SATELITNEWS.COM, SERANG – Pengoptimalan upaya pencarian oleh tim SAR gabungan terhadap rombongan jurnalis, hingga hari kesembilan atau dua hari perpanjangan pencarian belum membuahkan hasil.
Proses pencarian yang dilakukan di Selat Sunda hingga Bengkulu belum juga menemukan rombongan jurnalis yang dikabarkan hilang saat meliput aktivitas Gunung Anak Krakatau (GAK) di perairan Selat Sunda beberapa waktu lalu.
Kepala Badan Search and Rescue (Basarnas) Banten Al Amrad mengatakan, tim SAR Gabungan memperluas penyisiran hingga perairan Bengkulu dalam pencarian delapan orang yang hilang kontak setelah speedboat yang mereka tumpangi dilaporkan hilang di perairan Selat Sunda.
Memasuki hari kesembilan, seluruh upaya pencarian di sejumlah sektor hingga Pulau Enggano masih belum menemukan tanda keberadaan para korban. Padahal, pad aoperasi hari kesembilan melibatkan 22 alut air yang disebar ke delapan sektor pencarian. Unsur yang dikerahkan meliputi kapal TNI AL, Polairud, KN SAR, RIB, serta satu kapal KPLP.
“Penyisiran dilakukan mulai dari kawasan Teluk Belimbing, perairan Lampung, Pulau Sebesi, Gunung Anak Krakatau, Ujung Kulon, Pulau Panaitan, hingga wilayah pesisir Bengkulu dan Pulau Enggano,” katanya, Rabu (16/9/2026).
Di Sektor A, lanjutnya, KRI Rigel/Kurmer dan KP Sanjaya melakukan pencarian di sekitar Teluk Belimbing sebelah barat dengan hasil nihil. Sektor B melibatkan KN SAR Basudewa yang melakukan pencarian sekitar 10 jam dari Pulau Sebesi menuju kawasan tenggara Tanggamus dan Panjang. Hasilnya juga belum menemukan tanda keberadaan delapan orang tersebut.
Baca Juga: Hari Kesembilan Pencarian Rombongan Jurnalis, 22 Armada Kapal Dikerahkan Dibagi 8 Sektor
“Sementara itu, KRI Leuser menyisir perairan Ujung Kulon hingga sisi barat Pulau Panaitan selama sekitar tujuh jam. Kapal tersebut kemudian kembali menuju Dermaga Ciwandan,” ujarnya.

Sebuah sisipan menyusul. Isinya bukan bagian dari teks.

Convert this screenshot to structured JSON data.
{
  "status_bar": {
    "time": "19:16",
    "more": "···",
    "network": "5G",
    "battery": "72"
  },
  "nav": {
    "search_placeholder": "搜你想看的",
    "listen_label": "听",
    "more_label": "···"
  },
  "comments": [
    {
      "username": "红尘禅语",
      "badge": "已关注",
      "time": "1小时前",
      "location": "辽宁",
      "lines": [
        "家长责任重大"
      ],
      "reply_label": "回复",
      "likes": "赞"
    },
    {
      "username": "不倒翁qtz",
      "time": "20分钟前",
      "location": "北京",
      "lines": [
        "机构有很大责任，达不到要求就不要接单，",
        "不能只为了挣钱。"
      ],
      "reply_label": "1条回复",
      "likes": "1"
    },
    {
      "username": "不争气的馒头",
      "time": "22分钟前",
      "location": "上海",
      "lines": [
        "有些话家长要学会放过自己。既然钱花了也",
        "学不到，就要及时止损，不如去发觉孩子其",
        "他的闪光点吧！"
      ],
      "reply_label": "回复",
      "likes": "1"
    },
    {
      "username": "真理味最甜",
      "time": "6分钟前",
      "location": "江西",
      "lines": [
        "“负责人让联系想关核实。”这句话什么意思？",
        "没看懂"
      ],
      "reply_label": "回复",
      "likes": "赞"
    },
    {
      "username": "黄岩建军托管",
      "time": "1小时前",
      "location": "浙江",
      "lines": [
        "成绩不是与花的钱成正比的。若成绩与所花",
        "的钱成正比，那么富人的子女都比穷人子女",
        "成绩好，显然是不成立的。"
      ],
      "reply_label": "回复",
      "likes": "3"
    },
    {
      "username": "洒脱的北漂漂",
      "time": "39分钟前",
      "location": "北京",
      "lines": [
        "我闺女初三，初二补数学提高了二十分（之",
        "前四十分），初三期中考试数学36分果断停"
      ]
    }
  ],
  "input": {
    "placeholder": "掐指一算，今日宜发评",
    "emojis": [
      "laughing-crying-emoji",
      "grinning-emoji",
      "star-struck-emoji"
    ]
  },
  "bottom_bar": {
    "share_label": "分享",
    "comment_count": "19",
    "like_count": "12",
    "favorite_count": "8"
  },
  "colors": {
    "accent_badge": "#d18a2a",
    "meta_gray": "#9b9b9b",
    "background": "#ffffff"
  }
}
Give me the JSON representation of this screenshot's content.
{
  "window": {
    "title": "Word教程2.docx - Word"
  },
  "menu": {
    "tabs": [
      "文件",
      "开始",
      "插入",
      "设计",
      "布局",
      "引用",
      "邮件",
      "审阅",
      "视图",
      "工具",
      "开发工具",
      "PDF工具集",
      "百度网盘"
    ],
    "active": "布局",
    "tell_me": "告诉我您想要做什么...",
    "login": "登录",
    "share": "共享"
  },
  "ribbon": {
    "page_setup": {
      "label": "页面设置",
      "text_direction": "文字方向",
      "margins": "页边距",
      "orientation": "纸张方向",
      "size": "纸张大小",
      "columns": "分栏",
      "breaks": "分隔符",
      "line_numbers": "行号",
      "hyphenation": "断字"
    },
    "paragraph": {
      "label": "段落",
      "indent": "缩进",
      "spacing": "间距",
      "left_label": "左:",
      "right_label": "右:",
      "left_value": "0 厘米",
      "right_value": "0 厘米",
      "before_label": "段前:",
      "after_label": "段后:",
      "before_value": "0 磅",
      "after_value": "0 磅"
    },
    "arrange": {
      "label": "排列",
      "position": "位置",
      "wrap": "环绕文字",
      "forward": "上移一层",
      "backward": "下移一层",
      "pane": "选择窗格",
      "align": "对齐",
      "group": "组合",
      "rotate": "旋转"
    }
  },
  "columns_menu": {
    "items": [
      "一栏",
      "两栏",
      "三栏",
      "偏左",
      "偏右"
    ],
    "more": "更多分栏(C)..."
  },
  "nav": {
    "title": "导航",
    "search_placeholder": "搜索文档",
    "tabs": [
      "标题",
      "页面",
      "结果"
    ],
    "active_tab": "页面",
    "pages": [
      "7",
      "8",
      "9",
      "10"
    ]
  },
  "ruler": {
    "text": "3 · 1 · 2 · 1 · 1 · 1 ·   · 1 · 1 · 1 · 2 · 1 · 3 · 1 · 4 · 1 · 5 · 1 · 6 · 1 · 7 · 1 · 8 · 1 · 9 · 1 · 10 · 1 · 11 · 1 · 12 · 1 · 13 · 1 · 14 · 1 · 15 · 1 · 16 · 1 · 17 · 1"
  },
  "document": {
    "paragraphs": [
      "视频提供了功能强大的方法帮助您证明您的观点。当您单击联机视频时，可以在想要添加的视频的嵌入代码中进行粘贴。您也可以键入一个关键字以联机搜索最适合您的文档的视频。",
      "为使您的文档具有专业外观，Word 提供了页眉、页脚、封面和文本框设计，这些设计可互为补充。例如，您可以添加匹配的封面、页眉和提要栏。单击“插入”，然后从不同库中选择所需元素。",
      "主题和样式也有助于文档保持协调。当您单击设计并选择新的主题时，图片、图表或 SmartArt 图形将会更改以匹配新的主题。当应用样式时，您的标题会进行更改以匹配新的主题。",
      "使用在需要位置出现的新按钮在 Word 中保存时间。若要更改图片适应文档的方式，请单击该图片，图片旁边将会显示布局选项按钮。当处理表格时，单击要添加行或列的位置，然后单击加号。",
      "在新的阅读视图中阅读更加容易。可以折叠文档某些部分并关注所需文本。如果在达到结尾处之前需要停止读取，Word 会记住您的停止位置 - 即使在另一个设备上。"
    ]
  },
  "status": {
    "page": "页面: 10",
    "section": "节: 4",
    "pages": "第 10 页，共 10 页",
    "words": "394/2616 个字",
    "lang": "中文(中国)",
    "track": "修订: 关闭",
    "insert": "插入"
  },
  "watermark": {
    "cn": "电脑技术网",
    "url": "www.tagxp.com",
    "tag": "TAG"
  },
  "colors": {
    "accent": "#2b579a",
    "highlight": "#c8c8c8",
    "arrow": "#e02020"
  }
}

Di Sektor D, sambungnya, KN SAR Tetuka dan KAL Lebu melakukan penyisiran selama sekitar delapan jam di sebelah barat Gunung Anak Krakatau. Pencarian juga diperluas ke perairan Lampung melalui RB 02 Lampung dan KAL Pahawang hingga Teluk Kiluan.
Sektor F melibatkan sejumlah kapal KP Polairud yang menyisir ke arah barat Gunung Anak Krakatau hingga kembali ke Dermaga Pulau Tunda.
Penyisiran dari Dermaga Marina Carita hingga Anyer dilakukan KAL Anyer, RB 02 Banten dan RIB Pancang. Sementara Sektor H menyisir sekitar Gunung Anak Krakatau hingga wilayah barat daya gunung dan selatan Pulau Sebesi.
“Kantor SAR Bengkulu turut melakukan pencarian di Pulau Enggano dan pesisir Bengkulu. Hasil penyisiran tersebut juga masih nihil,” paparnya.
Dia mengaku, Pemantauan terhadap kapal-kapal yang melintas di jalur pelayaran Selat Sunda melalui E-Broadcast SRO dan KSOP juga belum memberikan informasi mengenai keberadaan delapan orang yang dicari.
Baca Juga: Gubernur Andra Minta Pencarian Rombongan Wartawan Hilang Diperpanjang
“Dalam pencarian hari kesembilan, tim menemukan sebuah terpal berwarna hijau berukuran sekitar 10 kali 10 meter. Temuan tersebut menjadi bagian dari material yang diperiksa tim SAR,” ujarnya lagi.
Al Amrad mengatakan, pihaknya telah berkoordinasi untuk memastikan apakah terpal tersebut berkaitan dengan speedboat yang dicari. Berdasarkan informasi yang diterima, speedboat tersebut tidak membawa terpal.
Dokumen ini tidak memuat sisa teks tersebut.